ChiO wrote:Did a little digging relating to the German emigre/German Expressionism impact on American film noir by taking the movies in Film Noir: An Encyclopedic Reference to the American Style, since it is the generally acknowledged standard reference, listed for 1940, 1941, and 1942, the start of the Classic Age, and checking out where the directors and cinematographers were born and where they worked.
The hero’s self-inquisition and nightmare seems more like belated expressionism than film noir; compare this with Michael Redgrave’s putting himself on trial in Secret Beyond the Door (1947), where a similar idea seems less directly a product of German expressionist angst.
RedRiver wrote:..."Movies are about faces. Not scenery." This is no more evident than in Lewis Milestone's RAIN, with Joan Crawford. My thoughts on that visual poem are on another thread!
JackFavell - 7/11/10 wrote:I was trying to think of other nice girls in noir films, but in most noir films, even the nice girls turn out to be not quite so...The victims aren't exactly sweet and lovely either - in Born to Kill .... Isabel Jewell and the wonderful Esther Howard are about as nice as ...well...you fill in the blank. The sister in BTK, played by Audrey Long, is supposed to be sweet and rich, but she comes off a little worse for being in contact with all the sleazy people she is around. I feel the same way about Jeanne Crain in Leave Her to Heaven. Something seems not quite right about her, no matter how good and kind she is supposed to be. They are all tainted by the milieu....

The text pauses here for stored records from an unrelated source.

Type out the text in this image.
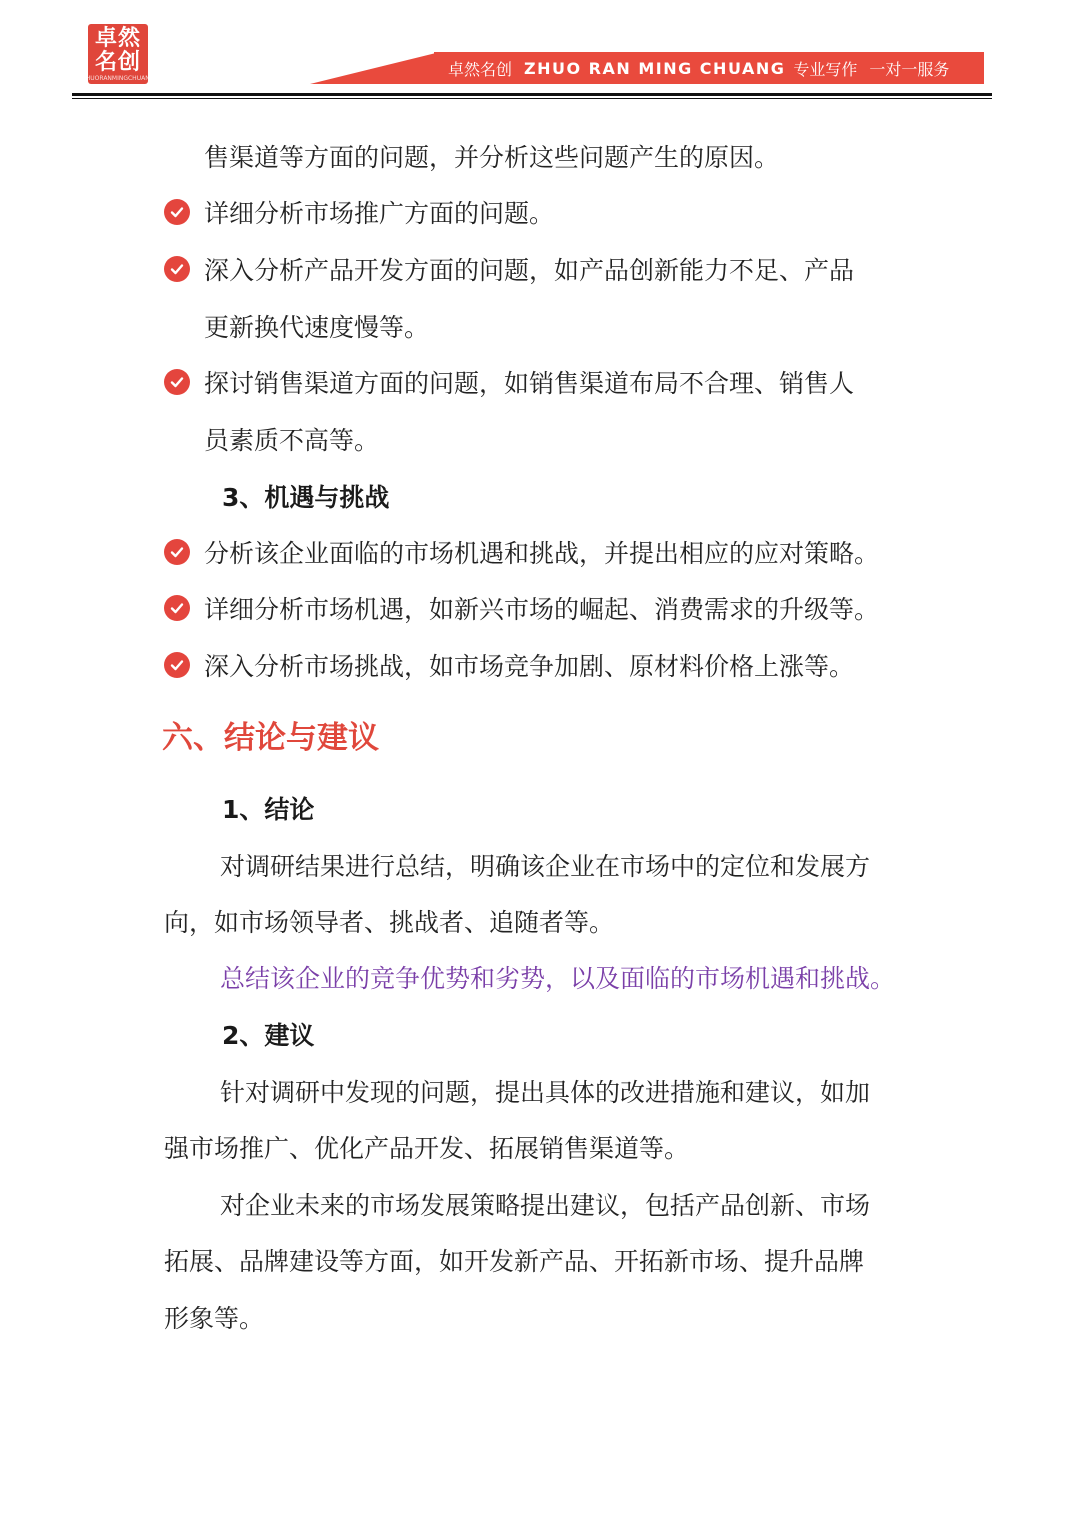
卓然
名创
ZHUORANMINGCHUANG	卓然名创 ZHUO RAN MING CHUANG 专业写作 一对一服务
售渠道等方面的问题，并分析这些问题产生的原因。
详细分析市场推广方面的问题。
深入分析产品开发方面的问题，如产品创新能力不足、产品
更新换代速度慢等。
探讨销售渠道方面的问题，如销售渠道布局不合理、销售人
员素质不高等。
3、机遇与挑战
分析该企业面临的市场机遇和挑战，并提出相应的应对策略。
详细分析市场机遇，如新兴市场的崛起、消费需求的升级等。
深入分析市场挑战，如市场竞争加剧、原材料价格上涨等。
六、结论与建议
1、结论
对调研结果进行总结，明确该企业在市场中的定位和发展方
向，如市场领导者、挑战者、追随者等。
总结该企业的竞争优势和劣势，以及面临的市场机遇和挑战。
2、建议
针对调研中发现的问题，提出具体的改进措施和建议，如加
强市场推广、优化产品开发、拓展销售渠道等。
对企业未来的市场发展策略提出建议，包括产品创新、市场
拓展、品牌建设等方面，如开发新产品、开拓新市场、提升品牌
形象等。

CINEMAVEN: “Escorts were scarce during the war years.”
T-MAVE: “This is 1947.”
kingrat wrote:It’s fascinating to watch the 1931 version of The Maltese Falcon (dir. Roy Del Ruth), which lacks the perfection of John Huston’s classic version, but is an enjoyable film in its own right with many points of interest. The 1931 version is both somewhat abbreviated and not quite so well paced. Ricardo Cortez is more of a ladies’ man than Bogart, and the anonymous dame who adjusts her stocking as she exits his office will help you like the way this film opens. Una Merkel is a doll as Effie, Sam Spade’s secretary, smart and sassy, and he’s a dolt for not seeing that she’s the one for him. Thelma Todd is sexier than Gladys George as Iva Archer, and you have to love her line “What’s that dame doing in my kimono?” The way Bebe Daniels takes off the robe and throws it aside is pretty funny, too. No doubts in this pre-Code version that Spade is having an affair with her. Bebe Daniels is prettier and sexier than Mary Astor as Miss Wonderly, but Huston’s version develops the character much more, and Mary Astor gives a marvelous performance. 1931 may have Bebe in the bathtub, but it omits all mention of Brigid O’Shaugnessy.
If you’re wondering how any supporting cast could compete with Sydney Greenstreet, Peter Lorre, and Elisha Cook, Jr.—for once, the word “iconic” seems justified--the answer is that the 1931 actors are pretty darn good. Dudley Digges lacks the girth of Greenstreet, but otherwise he’s just right as Gutman. Dwight Frye doesn’t have much screen time as Wilmer, but he’s perfectly cast. His eyes show that the soul within is deeply disturbed. Spade doesn’t taunt Wilmer in this version, but it’s abundantly clear that Gutman and Wilmer are having a sexual relationship. When Gutman says, “I love him like a son,” this is obviously, and amusingly, not the case. Otto Matieson is a fine Joel Cairo, and his appearance in Spade’s office is the scene least changed in Huston’s film. Here Miss Wonderly doesn’t taunt Cairo about the boy in Istanbul, but he’s rather obviously gay. Three gay villains, and none of them exactly stereotyped.
Bogart’s Sam Spade seems less amoral than Cortez but more hard-bitten, a nastier customer but one we care about more. Huston is the better director, but Del Ruth has many nice touches, like Miss Wonderly cheating at solitaire as they wait for the falcon to be delivered.